Yuyang Xie, Jianhong Wen, Kin Wai Lau, Yasar Abbas Ur Rehman, Jiajun Shen; Proceedings of the IEEE/CVF Conference on Computer Vision and Pattern Recognition (CVPR) Workshops, 2022, pp. 4111-4120

Abstract


Self-supervised learning (SSL) aims to learn feature representation without human-annotated data. Existing methods approach this goal by encouraging the feature representations to be invariant under a set of task-irrelevant transformations and distortions defined a priori. However, multiple studies have shown that such an assumption often limits the expressive power of the representations and model would perform poorly when downstream tasks violate this assumption. For example, being invariant to rotations would prevent features from retaining enough information to estimate object rotation angles. This suggests additional manual work and domain knowledge are required for selecting augmentation types during SSL. In this work, we relax the transformation-invariance assumption by introducing a SSL framework that encourages the feature representations to preserve the order of transformation scale in embedding space for some transformations while maintaining invariance to other transformations.
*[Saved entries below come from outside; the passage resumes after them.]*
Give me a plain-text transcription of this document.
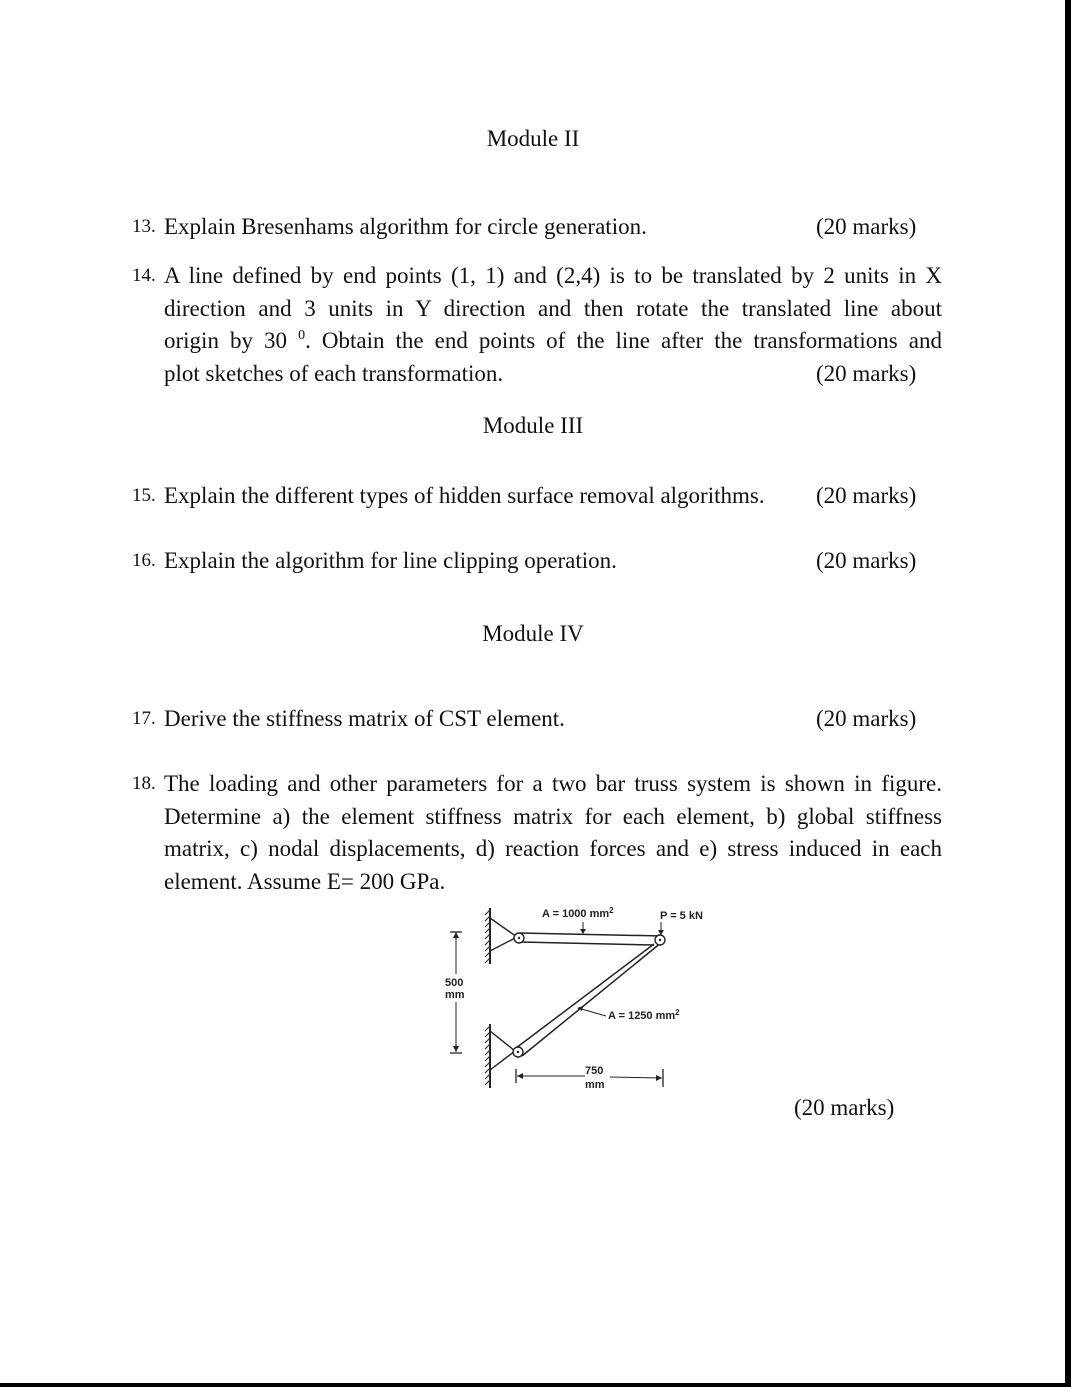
Module II
13. Explain Bresenhams algorithm for circle generation.	(20 marks)
14. A line defined by end points (1, 1) and (2,4) is to be translated by 2 units in X
direction and 3 units in Y direction and then rotate the translated line about
origin by 30 $^0$. Obtain the end points of the line after the transformations and
plot sketches of each transformation.	(20 marks)
Module III
15. Explain the different types of hidden surface removal algorithms.	(20 marks)
16. Explain the algorithm for line clipping operation.	(20 marks)
Module IV
17. Derive the stiffness matrix of CST element.	(20 marks)
18. The loading and other parameters for a two bar truss system is shown in figure.
Determine a) the element stiffness matrix for each element, b) global stiffness
matrix, c) nodal displacements, d) reaction forces and e) stress induced in each
element. Assume E= 200 GPa.
A = 1000 $mm^2$	P = 5 kN
A = 1250 $mm^2$
500
mm
750
mm
(20 marks)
This allows the learned feature representations to retain information about task-relevant transformations. In addition, this framework gives rise to a handy mechanism to determine the augmentation types to which the features representations should be invariant and equivariant during SSL. We demonstrate the effectiveness of our method on various datasets such as Fruits 360, Caltech-UCSD Birds 200, and Blood cells dataset.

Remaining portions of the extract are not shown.